Backyards are as American as apple pie and baseball. If you live in a suburban or rural area, chances are good that you have a lawn, and maybe a pool, some patio furniture, and a grill to boot.

This wasn’t always the case, though. As Smithsonian Insider reports, it wasn’t until the 1950s that Americans began to consider the backyard an extension of the home, as well as a space for recreation and relaxation. After World War II, Americans started leaving the big cities and moving to suburban homes that came equipped with private backyards. Then, after the 40-hour work week was implemented and wages started to increase, families started spending more money on patios, pools, and well-kept lawns, which became a “symbol of prosperity” in the 1950s, according to a new Smithsonian Institution exhibit.

A man mows his lawn in the 1950s
In this photo from the Smithsonian Institution's exhibit, a man mows his lawn in Long Beach, California, in the 1950s.
Maynard L. Parker/Courtesy of The Huntington
Library in San Marino, California

Entitled "Patios, Pools, & the Invention of the American Back Yard," the exhibition includes photographs, advertisements, and articles about backyards from the 1950s and 1960s. The traveling display is currently on view at the Temple Railroad & Heritage Museum in Temple, Texas, and from there it will head to Hartford, Connecticut, in December.

Prior to the 1950s, outdoor yards were primarily workspaces, MLive.com reports. Some families may have had a vegetable garden, but most yards were used to store tools, livestock, and other basic necessities.

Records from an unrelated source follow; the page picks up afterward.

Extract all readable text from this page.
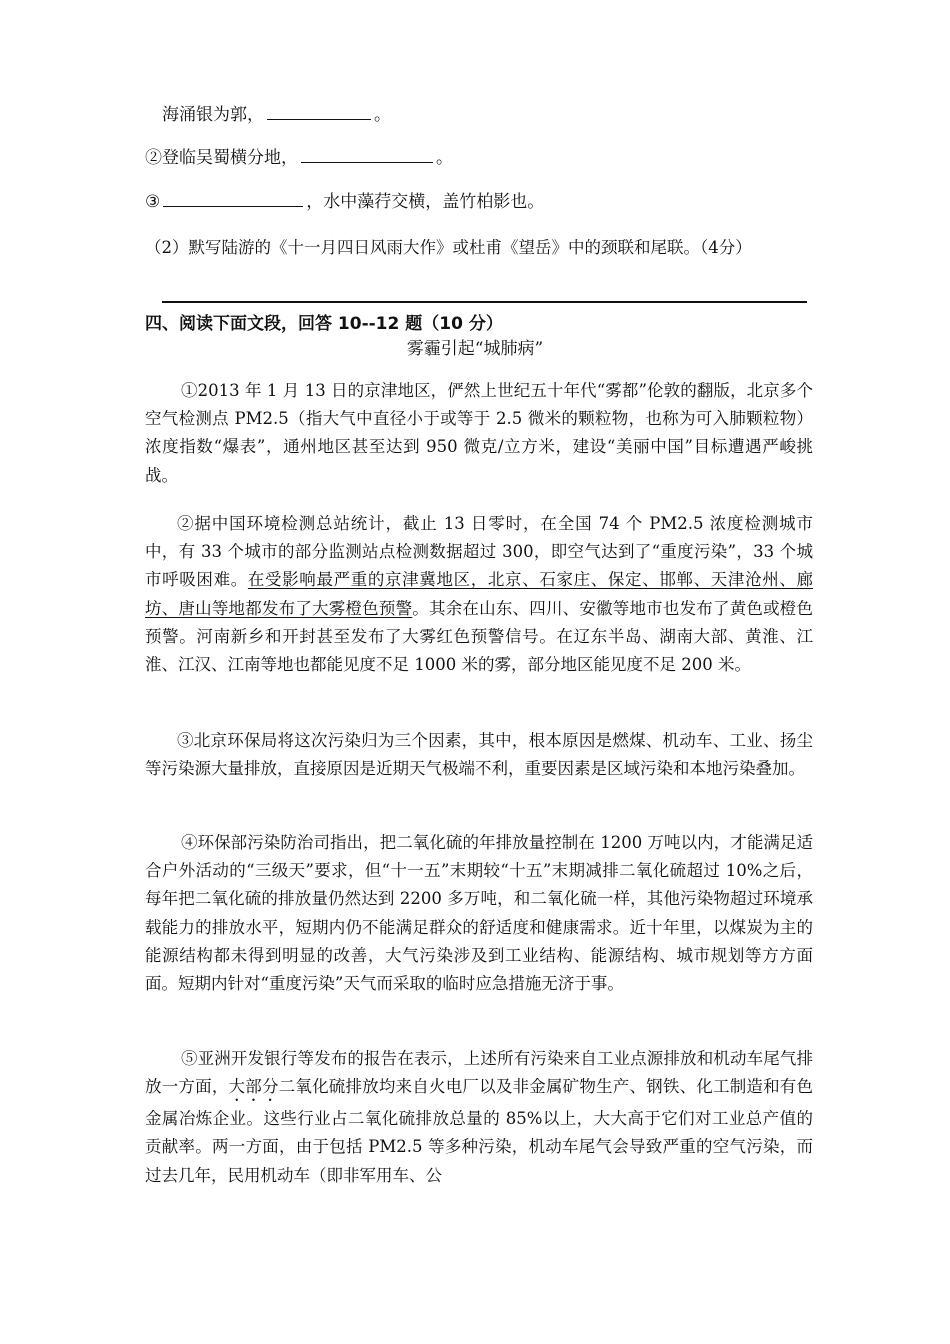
海涌银为郭，	。
②登临吴蜀横分地，	。
③	，水中藻荇交横，盖竹柏影也。
（2）默写陆游的《十一月四日风雨大作》或杜甫《望岳》中的颈联和尾联。（4分）
四、阅读下面文段，回答 10--12 题（10 分）
雾霾引起“城肺病”
①2013 年 1 月 13 日的京津地区，俨然上世纪五十年代“雾都”伦敦的翻版，北京多个空气检测点 PM2.5（指大气中直径小于或等于 2.5 微米的颗粒物，也称为可入肺颗粒物）浓度指数“爆表”，通州地区甚至达到 950 微克/立方米，建设“美丽中国”目标遭遇严峻挑战。
②据中国环境检测总站统计，截止 13 日零时，在全国 74 个 PM2.5 浓度检测城市中，有 33 个城市的部分监测站点检测数据超过 300，即空气达到了“重度污染”，33 个城市呼吸困难。在受影响最严重的京津冀地区，北京、石家庄、保定、邯郸、天津沧州、廊坊、唐山等地都发布了大雾橙色预警。其余在山东、四川、安徽等地市也发布了黄色或橙色预警。河南新乡和开封甚至发布了大雾红色预警信号。在辽东半岛、湖南大部、黄淮、江淮、江汉、江南等地也都能见度不足 1000 米的雾，部分地区能见度不足 200 米。
③北京环保局将这次污染归为三个因素，其中，根本原因是燃煤、机动车、工业、扬尘等污染源大量排放，直接原因是近期天气极端不利，重要因素是区域污染和本地污染叠加。
④环保部污染防治司指出，把二氧化硫的年排放量控制在 1200 万吨以内，才能满足适合户外活动的“三级天”要求，但“十一五”末期较“十五”末期减排二氧化硫超过 10%之后，每年把二氧化硫的排放量仍然达到 2200 多万吨，和二氧化硫一样，其他污染物超过环境承载能力的排放水平，短期内仍不能满足群众的舒适度和健康需求。近十年里，以煤炭为主的能源结构都未得到明显的改善，大气污染涉及到工业结构、能源结构、城市规划等方方面面。短期内针对“重度污染”天气而采取的临时应急措施无济于事。
⑤亚洲开发银行等发布的报告在表示，上述所有污染来自工业点源排放和机动车尾气排放一方面，大部分二氧化硫排放均来自火电厂以及非金属矿物生产、钢铁、化工制造和有色金属冶炼企业。这些行业占二氧化硫排放总量的 85%以上，大大高于它们对工业总产值的贡献率。两一方面，由于包括 PM2.5 等多种污染，机动车尾气会导致严重的空气污染，而过去几年，民用机动车（即非军用车、公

The rise of the backyard was largely fueled by materials that were already on hand, but hadn’t been accessible to the average American during World War II. As Smithsonian Insider notes, companies that had manufactured aluminum and concrete for wartime efforts later switched to swimming pools, patio furniture, and even grilling utensils.

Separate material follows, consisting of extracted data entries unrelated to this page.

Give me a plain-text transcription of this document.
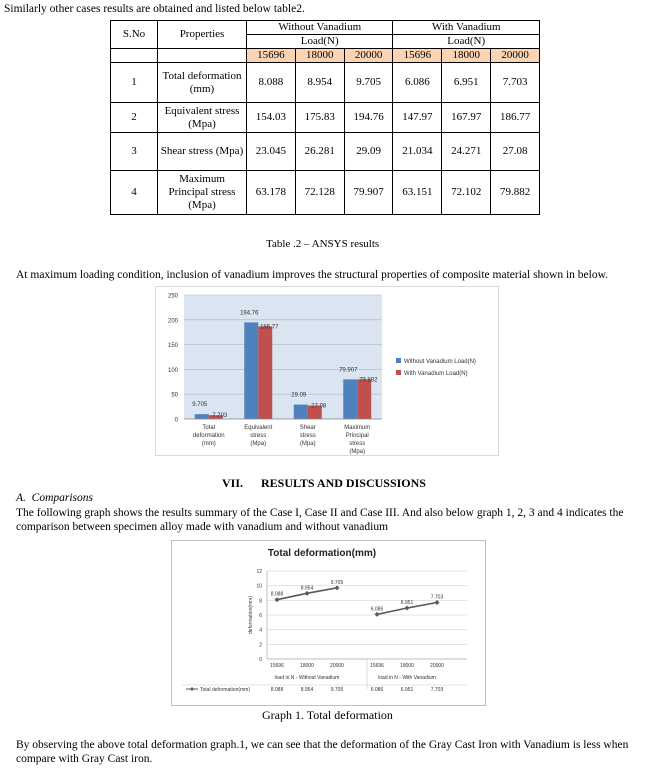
Similarly other cases results are obtained and listed below table2.
S.No	Properties	Without Vanadium			With Vanadium		
		Load(N)			Load(N)		
		15696	18000	20000	15696	18000	20000
1	Total deformation (mm)	8.088	8.954	9.705	6.086	6.951	7.703
2	Equivalent stress (Mpa)	154.03	175.83	194.76	147.97	167.97	186.77
3	Shear stress (Mpa)	23.045	26.281	29.09	21.034	24.271	27.08
4	Maximum Principal stress (Mpa)	63.178	72.128	79.907	63.151	72.102	79.882
Table .2 – ANSYS results
At maximum loading condition, inclusion of vanadium improves the structural properties of composite material shown in below.
0
50
100
150
200
250
9.705
7.703
Total
deformation
(mm)
194.76
186.77
Equivalent
stress
(Mpa)
29.09
27.08
Shear
stress
(Mpa)
79.907
79.882
Maximum
Principal
stress
(Mpa)
Without Vanadium Load(N)
With Vanadium Load(N)
VII.      RESULTS AND DISCUSSIONS
A.  Comparisons
The following graph shows the results summary of the Case I, Case II and Case III. And also below graph 1, 2, 3 and 4 indicates the comparison between specimen alloy made with vanadium and without vanadium
Total deformation(mm)
deformation(mm)
0
2
4
6
8
10
12
8.088
15696
8.954
18000
9.705
20000
load in N - Without Vanadium
6.086
15696
6.951
18000
7.703
20000
load in N - With Vanadium
Total deformation(mm)	8.088	8.954	9.705	6.086	6.951	7.703
Graph 1. Total deformation
By observing the above total deformation graph.1, we can see that the deformation of the Gray Cast Iron with Vanadium is less when compare with Gray Cast iron.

A family eats at a picnic table in the 1960s
A family in Mendham, New Jersey, in the 1960s
Molly Adams/Courtesy of the Smithsonian Institution, Archives of American Gardens, Maida Babson Adams American Garden Collection

At the same time, DIY projects started to come into fashion. According to an exhibit caption of a Popular Mechanics article from the 1950s, “‘Doing-it-yourself’ was advertised as an enjoyable and affordable way for families to individualize their suburban homes.” The magazine wrote at the time that “patios, eating areas, places for play and relaxation are transforming back yards throughout the nation.”

The American backyard continues to grow to this day. As Bloomberg notes, data shows that the average backyard grew three years in a row, from 2015 to 2017. The average home last year had 7048 square feet of outdoor space—plenty of room for a sizable Memorial Day cookout.